Hi Jeon50 and Black Sheep,

Thankyou for your replys, I have a better idea now. Do either of you know if I need 12 months bank statements, or is it 6 months, welfare website says the latter but form says the former. I rang the bank today, they said its unusual for 12 months, and also the charge is something like €30 and a 10 working day wait. Thanks again for your help so far.  Brockdish40


----------



## JEON50 (18 Nov 2010)

You will need 6 month's bank statements, I did not have all my statements, but they accepted, internet bank statements, If you have any loans, also give evidence of them.
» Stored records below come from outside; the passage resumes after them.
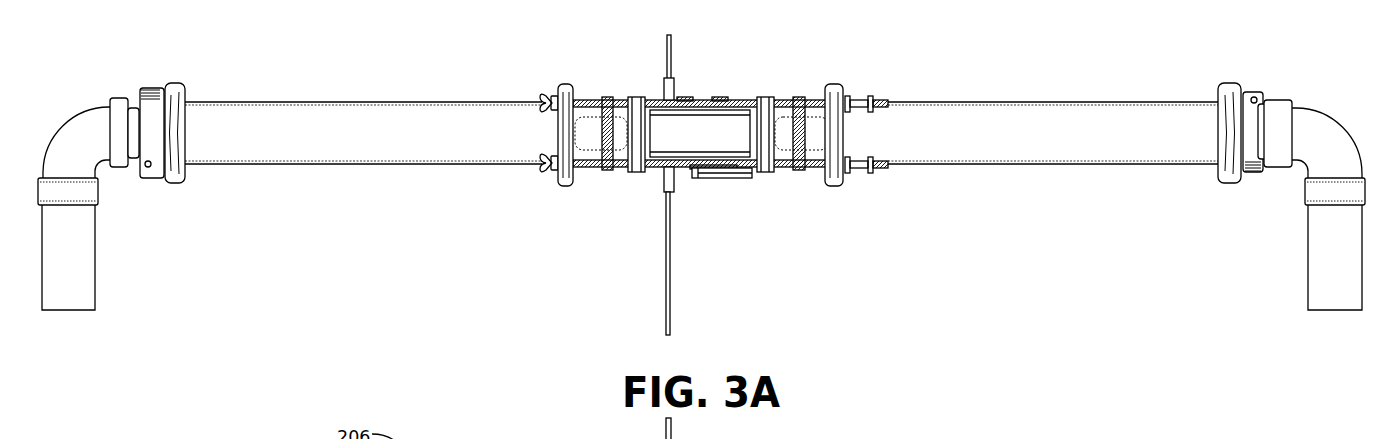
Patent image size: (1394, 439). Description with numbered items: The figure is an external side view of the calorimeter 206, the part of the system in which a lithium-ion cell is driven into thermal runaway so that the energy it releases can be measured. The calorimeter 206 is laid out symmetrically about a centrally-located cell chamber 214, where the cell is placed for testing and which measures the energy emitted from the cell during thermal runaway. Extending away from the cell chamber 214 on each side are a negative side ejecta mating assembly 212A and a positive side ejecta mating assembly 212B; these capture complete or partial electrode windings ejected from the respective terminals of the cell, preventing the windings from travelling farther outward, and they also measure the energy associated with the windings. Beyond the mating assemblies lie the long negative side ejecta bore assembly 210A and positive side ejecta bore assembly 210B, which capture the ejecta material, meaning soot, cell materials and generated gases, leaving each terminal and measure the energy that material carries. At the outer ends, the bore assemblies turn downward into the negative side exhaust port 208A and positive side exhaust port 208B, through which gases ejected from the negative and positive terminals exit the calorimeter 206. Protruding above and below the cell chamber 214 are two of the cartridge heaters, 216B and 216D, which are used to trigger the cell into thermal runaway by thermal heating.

The calorimeter 206 is at (415, 53).
The negative side exhaust port 208A is at (82, 278).
The positive side exhaust port 208B is at (1310, 275).
The negative side ejecta bore assembly 210A is at (297, 127).
The positive side ejecta bore assembly 210B is at (1055, 127).
The negative side ejecta mating assembly 212A is at (595, 112).
The positive side ejecta mating assembly 212B is at (818, 112).
The cell chamber 214 is at (687, 127).
The cartridge heater 216B is at (673, 50).
The cartridge heater 216D is at (672, 283).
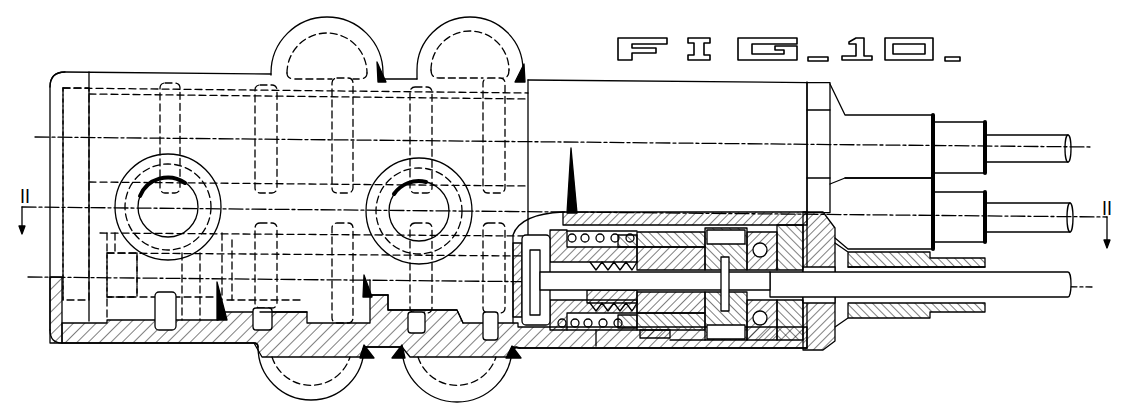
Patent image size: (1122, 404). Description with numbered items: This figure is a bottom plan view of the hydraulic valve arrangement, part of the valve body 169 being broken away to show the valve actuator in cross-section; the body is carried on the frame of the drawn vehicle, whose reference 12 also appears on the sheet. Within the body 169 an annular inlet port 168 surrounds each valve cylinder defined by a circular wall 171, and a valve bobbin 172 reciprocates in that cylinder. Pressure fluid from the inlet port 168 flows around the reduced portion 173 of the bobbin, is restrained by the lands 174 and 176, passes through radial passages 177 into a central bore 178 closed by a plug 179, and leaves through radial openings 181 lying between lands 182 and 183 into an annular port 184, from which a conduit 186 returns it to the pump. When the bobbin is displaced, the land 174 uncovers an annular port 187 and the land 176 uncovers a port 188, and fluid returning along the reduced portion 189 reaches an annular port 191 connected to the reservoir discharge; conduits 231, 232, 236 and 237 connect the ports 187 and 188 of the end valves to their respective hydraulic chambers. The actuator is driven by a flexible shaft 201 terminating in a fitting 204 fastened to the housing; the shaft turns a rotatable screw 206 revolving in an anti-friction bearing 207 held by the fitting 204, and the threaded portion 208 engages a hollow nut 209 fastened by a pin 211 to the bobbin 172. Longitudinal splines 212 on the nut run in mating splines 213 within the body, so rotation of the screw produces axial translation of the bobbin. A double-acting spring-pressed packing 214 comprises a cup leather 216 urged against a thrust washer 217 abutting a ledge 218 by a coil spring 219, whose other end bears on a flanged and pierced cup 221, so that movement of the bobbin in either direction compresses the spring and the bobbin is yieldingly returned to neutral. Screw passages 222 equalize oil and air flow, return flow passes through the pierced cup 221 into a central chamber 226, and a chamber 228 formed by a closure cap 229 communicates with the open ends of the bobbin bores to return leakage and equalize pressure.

The valve housing 12 is at (282, 391).
The inlet port 168 is at (408, 186).
The valve body 169 is at (228, 77).
The circular wall 171 is at (250, 322).
The valve bobbin 172 is at (398, 322).
The reduced portion 173 is at (446, 319).
The land 174 is at (522, 345).
The land 176 is at (345, 356).
The passages 177 is at (392, 300).
The central bore 178 is at (234, 249).
The plug 179 is at (117, 303).
The radial openings 181 is at (200, 322).
The land 182 is at (220, 322).
The land 183 is at (137, 316).
The annular port 184 is at (162, 126).
The conduit 186 is at (198, 196).
The annular port 187 is at (508, 63).
The port 188 is at (358, 68).
The reduced portion 189 is at (280, 318).
The annular port 191 is at (258, 125).
The flexible control shaft 201 is at (1047, 165).
The fitting 204 is at (898, 122).
The rotatable screw 206 is at (745, 341).
The anti-friction bearing 207 is at (768, 238).
The threaded portion 208 is at (690, 341).
The hollow nut 209 is at (652, 340).
The pin 211 is at (540, 285).
The longitudinal splines 212 is at (702, 247).
The mating splines 213 is at (727, 246).
The double-acting spring-pressed packing 214 is at (622, 332).
The cup leather 216 is at (600, 348).
The thrust washer 217 is at (650, 232).
The ledge 218 is at (668, 247).
The coil spring 219 is at (602, 234).
The pierced cup 221 is at (575, 331).
The screw passages 222 is at (745, 336).
The central chamber 226 is at (570, 230).
The chamber 228 is at (60, 343).
The closure cap 229 is at (75, 78).
The conduit 231 is at (495, 377).
The conduit 232 is at (368, 37).
The conduit 236 is at (518, 36).
The conduit 237 is at (267, 360).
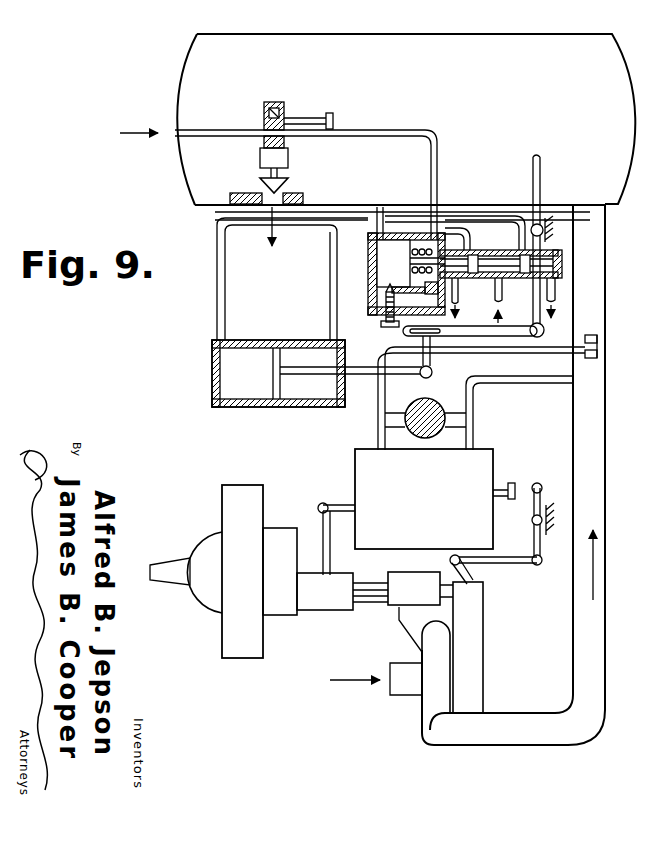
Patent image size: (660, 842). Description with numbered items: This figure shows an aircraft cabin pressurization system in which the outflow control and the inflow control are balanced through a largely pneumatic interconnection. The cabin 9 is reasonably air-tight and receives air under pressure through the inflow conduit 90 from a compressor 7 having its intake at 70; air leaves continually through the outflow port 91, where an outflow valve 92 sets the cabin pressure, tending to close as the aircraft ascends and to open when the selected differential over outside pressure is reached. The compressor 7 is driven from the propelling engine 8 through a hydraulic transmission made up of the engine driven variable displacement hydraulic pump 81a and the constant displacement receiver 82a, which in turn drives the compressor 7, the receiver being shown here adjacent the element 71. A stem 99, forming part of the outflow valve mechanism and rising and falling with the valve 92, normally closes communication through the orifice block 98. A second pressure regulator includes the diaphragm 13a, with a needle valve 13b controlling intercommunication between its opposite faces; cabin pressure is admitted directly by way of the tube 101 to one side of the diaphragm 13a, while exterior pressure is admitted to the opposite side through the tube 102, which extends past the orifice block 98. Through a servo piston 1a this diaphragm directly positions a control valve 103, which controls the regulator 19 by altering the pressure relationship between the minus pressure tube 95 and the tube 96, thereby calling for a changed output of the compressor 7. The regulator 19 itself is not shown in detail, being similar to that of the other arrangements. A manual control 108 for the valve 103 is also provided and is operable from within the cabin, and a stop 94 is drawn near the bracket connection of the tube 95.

The cabin 9 is at (388, 36).
The orifice block 98 is at (281, 103).
The tube 102 is at (383, 128).
The stem 99 is at (288, 142).
The outflow valve 92 is at (262, 180).
The outflow port 91 is at (270, 212).
The tube 101 is at (383, 206).
The manual control 108 is at (533, 181).
The diaphragm 13a is at (410, 252).
The needle valve 13b is at (385, 322).
The stop 94 is at (595, 338).
The tube 95 is at (560, 352).
The servo piston 1a is at (279, 403).
The control valve 103 is at (388, 415).
The tube 96 is at (521, 382).
The regulator 19 is at (478, 462).
The constant displacement receiver 82a is at (421, 580).
The inflow conduit 90 is at (605, 525).
The propelling engine 8 is at (212, 605).
The variable displacement hydraulic pump 81a is at (338, 610).
The compressor 7 is at (435, 655).
The housing 71 is at (472, 685).
The intake 70 is at (400, 692).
Get your application in straight away, as if awarded, it will be back dated to the date of application

Best of Luck


----------



## brockdish40 (18 Nov 2010)

Hi Jeon50,
Thanks for quick reply, your on the ball. Thanks for the advice.

All the best


----------



## gipimann (18 Nov 2010)

JEON50 said:


> Get your application in straight away, as if awarded, it will be back dated to the date of application
> 
> Best of Luck


 
Just to point out that the DA application cannot be paid while the illness benefit is in payment, so even if the application were submitted next week, the claim can't be "effective" until January when the OP's Illness Benefit runs out.  So there is time for the OP to get the documentation together without losing out.


----------



## brockdish40 (18 Nov 2010)

Hi Gipiman,
Thanks for that, Ill get this all sorted out tomorrow. You guys are great with all this help. I hope one day to return the favor.

All the best


----------